Testing the Forth Investigation Hypothesis

Since the underlined pattern between daily time slots and rides count just discovered seams not be that strong, a forth investigation hypothesis, “The daily time slots have no effect on the NYC Citi Bike ride”, should be tested as follow:

 

\[ \begin{aligned} H_0 &: \text{The daily time slots have no effect on the NYC Citi Bike rides} \\ H_A &: \text{The daily time slots have an effect on the NYC Citi Bike rides} \end{aligned} \]

 

This time, if the output of the following model will reject the null hypothesis, the forth investigation hypothesis should be reconsidered.

 

\[ \text{log(Rides)} = \beta_0 + \beta_1 \text{(Daily Time Slots)} + \epsilon \]

 

The model created has an intercept equal to 2.78 and a beta_1 which change accordingly to the value assumed by the categorical explanatory value “Daily_Time_Slots”. While “Evening” and “Late Afternoon” are characterized by a positive slope, “Early Morning”, “Late Evening” and “Late Morning” by a negative one. Moreover, all the individual p-values are very close to zero, meaning that the chosen explanatory variable is highly significant. In other words, there is statistical evidence of a difference in NYC Citi Bike rides between daily time slots. To conclude, the null hypothesis has to be rejected and the fourth investigation hypothesis has to be reconsidered.

 

 

Citi Bike Users: Impact of the Temperature on NYC Citi Bike rides

The following chart has been plotted to investigate the existence of underlying trends in NYC Citi Bike rides based on temperature.
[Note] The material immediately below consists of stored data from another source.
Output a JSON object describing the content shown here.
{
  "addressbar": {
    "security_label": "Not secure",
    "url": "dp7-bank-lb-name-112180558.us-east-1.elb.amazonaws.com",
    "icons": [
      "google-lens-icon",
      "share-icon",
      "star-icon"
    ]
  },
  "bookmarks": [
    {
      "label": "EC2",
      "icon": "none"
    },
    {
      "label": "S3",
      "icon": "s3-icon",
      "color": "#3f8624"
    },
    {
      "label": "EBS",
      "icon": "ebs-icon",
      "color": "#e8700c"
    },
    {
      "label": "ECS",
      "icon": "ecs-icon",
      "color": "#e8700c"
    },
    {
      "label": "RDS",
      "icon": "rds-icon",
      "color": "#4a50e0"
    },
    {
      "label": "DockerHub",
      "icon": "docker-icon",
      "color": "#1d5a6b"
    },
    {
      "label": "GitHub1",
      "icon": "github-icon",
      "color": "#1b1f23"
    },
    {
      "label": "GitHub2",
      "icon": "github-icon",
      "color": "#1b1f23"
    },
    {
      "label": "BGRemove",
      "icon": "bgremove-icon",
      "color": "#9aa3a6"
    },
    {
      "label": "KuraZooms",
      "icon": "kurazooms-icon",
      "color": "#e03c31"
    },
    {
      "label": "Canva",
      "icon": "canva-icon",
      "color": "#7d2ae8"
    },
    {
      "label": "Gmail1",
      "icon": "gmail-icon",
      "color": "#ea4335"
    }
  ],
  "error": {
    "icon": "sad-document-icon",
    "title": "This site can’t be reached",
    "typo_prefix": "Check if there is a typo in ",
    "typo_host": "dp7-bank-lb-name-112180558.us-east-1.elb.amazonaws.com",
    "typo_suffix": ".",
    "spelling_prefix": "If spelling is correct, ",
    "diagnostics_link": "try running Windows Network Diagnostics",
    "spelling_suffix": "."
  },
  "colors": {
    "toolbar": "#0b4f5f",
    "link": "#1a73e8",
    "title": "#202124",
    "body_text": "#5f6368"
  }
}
In detail, the plotted graph will consider only the month of October (2019), in which usually the NYC temperature fluctuates the most. It has been assumed that this fluctuation combined with the count of total rides recorded each day will give a more realistic look into the examined relationship.

 

 

By analyzing the chart above, it is possible to see that in specific days of October 2019, the downward trend of the average temperate is followed by a downward trend in the number of NYC Citi Bike used. In detail, this positive relationship between average temperature and NYC Citi Bike rides can be clearly seen on the 5th, 9th, or 19th of the month. However, this positive relationship is not always true, as, for example, on the 7th or on the 31st in which the temperature is on average higher than other days, but NYC City Bike usage is on average lower.

 

Testing the Fifth Investigation Hypothesis

Since the underlined pattern between average temperature and rides count just discovered seams not be that clear and strong, a fifth investigation hypothesis, “The average temperature has no effect on the NYC Citi Bike ride”, should be tested as follow:

 

\[ \begin{aligned} H_0 &: \text{The average temperature has no effect on the NYC Citi Bike rides} \\ H_A &: \text{The average temperature has an effect on the NYC Citi Bike rides} \end{aligned} \]

 

If the output of the following model will prove the null hypothesis, the fifth investigation hypothesis should be reconsidered.

 

\[ \text{log(Rides)} = \beta_0 + \beta_1 \text{(Avg Temperature)} + \epsilon \]

 

 

The model created has an intercept equal to 2.041 and a slope equal to 0.011. If the temperature rises by one unit, the estimated responsible variable will increase by 0.011. Moreover, the p-values are very close to zero, meaning that the explanatory variable “Avg_Temperature” is highly significant. Therefore, we can reject the null hypothesis which allows us to conclude that there is a relationship between average temperature and rides count. To conclude, the first investigation hypothesis has to be reconsidered.

 

 

Investigation Updates and Modifications

After having tested the five investigation hypotheses, some modifications have to be done. First, contrary to what was initially guessed, the explanatory variable “Daily_Time_Slots” is statistically significant. Therefore, it has to be necessarily deeper analyzed in the following modeling subsection. Likewise, also the explanatory variable “Avg_Temperature” has to be taken into consideration as it is highly significant.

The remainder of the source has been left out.